The last portion of this is actually setting up your OpenVPN server to push its own DNS resolver (you must run your own resolver to still use DNS names within the VPN like I am doing). I am not going to detail an entire OpenVPN config, or an entire dnsmasq config, as the options for both vary widely by preference and deployment. However, the OpenVPN option to push a single resolver that is the VPN server itself would look like this: push "dhcp-option DNS 192.168.200.1". As a note, Linux clients will likely NOT automatically add the resolver to their /etc/resolv.conf, so you will need to employ an up/down script like this one. In my testing so far though, macOS and Android clients DO automatically add the resolver and everything works as-expected.

I am also not going to tell you how to configure dnsmasq because there are so many options and they may vary across deployments. What I will tell you is that you need to add an A record for your domain (in my case vault.jthan.io) to your config. The simplest way to do this inline is by adding a line like this, adjusting it for wherever on your VPN vault lives: address=/vault.jthan.io/192.168.200.1. My instance of dnsmasq also only listens on my OpenVPN interface using the interface directive: interface=tun0. To prevent leaking information to upstream resolvers, and reduce load, response times, etc. I also recommend the bogus-priv option which won't pass addresses in rfc1918 space to upstreams.

After you've done all of these things, restart your VPN server, dnsmasq, and VPN clients. What you should see is an nslookup from a client NOT on the VPN or using the VPN DNS resolver should return your public IP:

jonathan@tartufo:~$ nslookup vault.jthan.io 8.8.8.8
Server:		8.8.8.8
Address:	8.8.8.8#53

Non-authoritative answer:
Name:	vault.jthan.io
Address: 50.116.5.110
Name:	vault.jthan.io
Address: 2600:3c01::f03c:91ff:feaa:ca8f


However, a lookup while on the VPN should return the VPN address:

jonathan@shaco:~$ nslookup vault.jthan.io 
Server:		192.168.200.1
Address:	192.168.200.1#53

Name:	vault.jthan.io
Address: 192.168.200.1


Now from a VPN client, if I open my browser and type vault.jthan.io into the address bar, because its DNS query says it's located at 192.168.200.1, and I'm accessing it over the VPN which falls under the Nginx 'allow' directive, I should see my vault web UI. Similarly, you should verify that from a non-VPN client you can't access that URL. The exception, of course, should be a location under our location block for LetsEncrypt.

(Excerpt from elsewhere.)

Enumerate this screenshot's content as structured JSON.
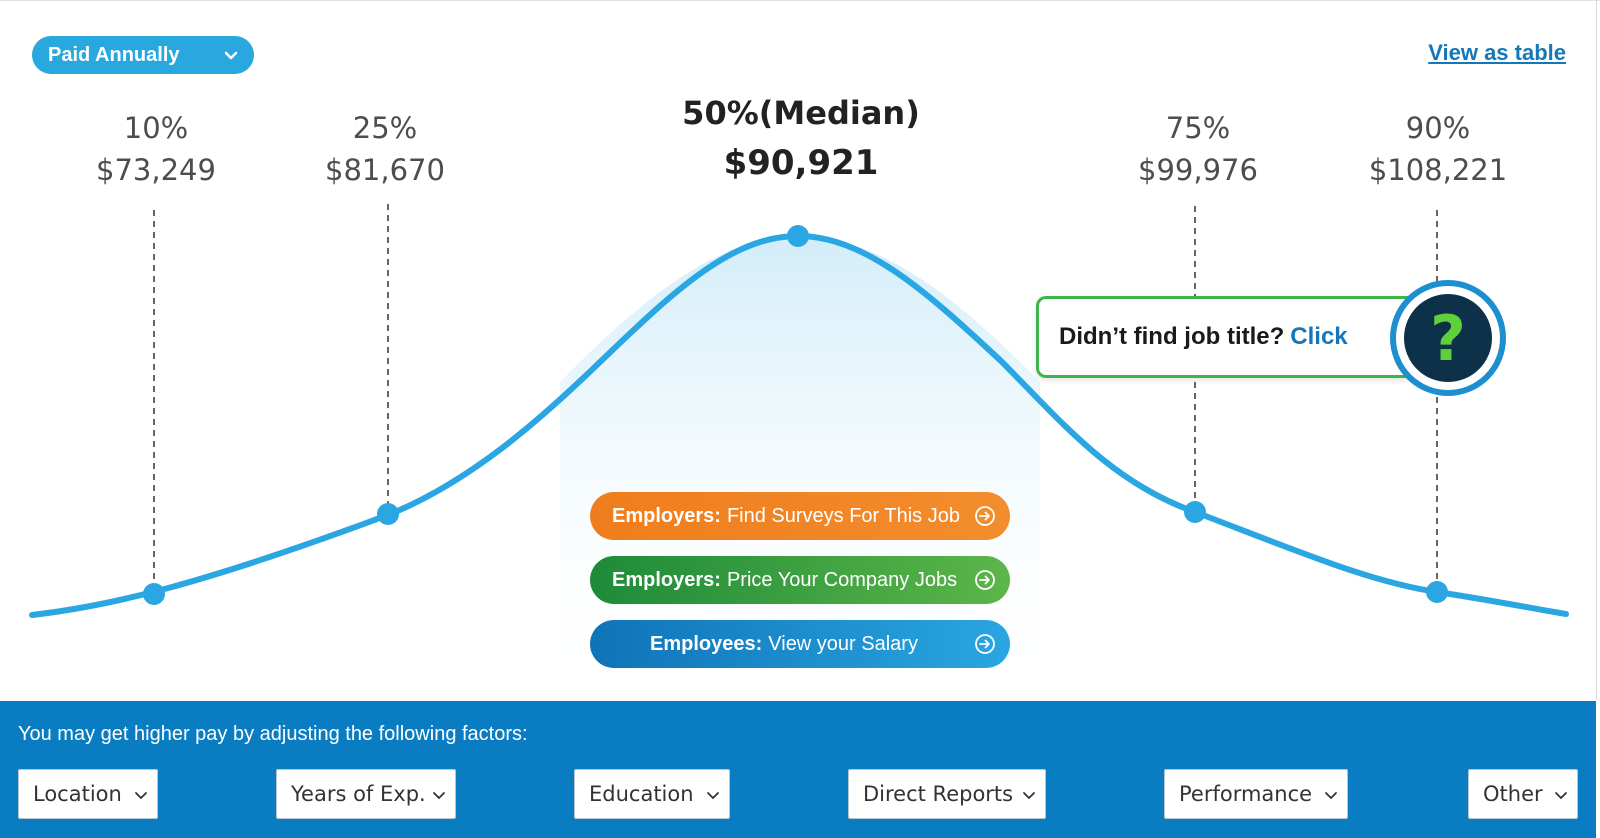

You can ensure that's working as expected like so (yes, it's a 404 because there isn't anything there, but it's not timing out or anything else, which means LE can access it too):

jonathan@shaco:~$ curl -IL http://vault.jthan.io/.well-known/acme-challenge/foo
HTTP/1.1 404 Not Found
Server: nginx/1.16.1
Date: Mon, 30 Mar 2020 19:23:43 GMT
Content-Type: text/html
Content-Length: 153
Connection: keep-alive

Closing Remarks

This is a great method for securing any Vault (or other service) deployment assuming you want to run it on your VPN server, as I did here. One thing to note, if you are going to run it on a DIFFERENT server than the VPN, you can just use a route pushed by the VPN server to route all traffic to Vault through it, and a firewall rule on the Vault server to only allow WAN access from your VPN server's public IP, thus you don't need to add the Vault server as a client of the VPN. This is the benefit of having your own VPN server, and especially so if it is separate from all of your other services. It also exemplifies what you can do with nginx allow and deny directives - another use I have for them personally is only allowing access to /admin on my blog from my VPN server, so only VPN clients routing traffic over the VPN server can access the admin interface. Security should always be layered so you aren't reliant on a single component in your stack to secure any given environment. In the blog example, my VPN serves as a layer in front of Django's auth.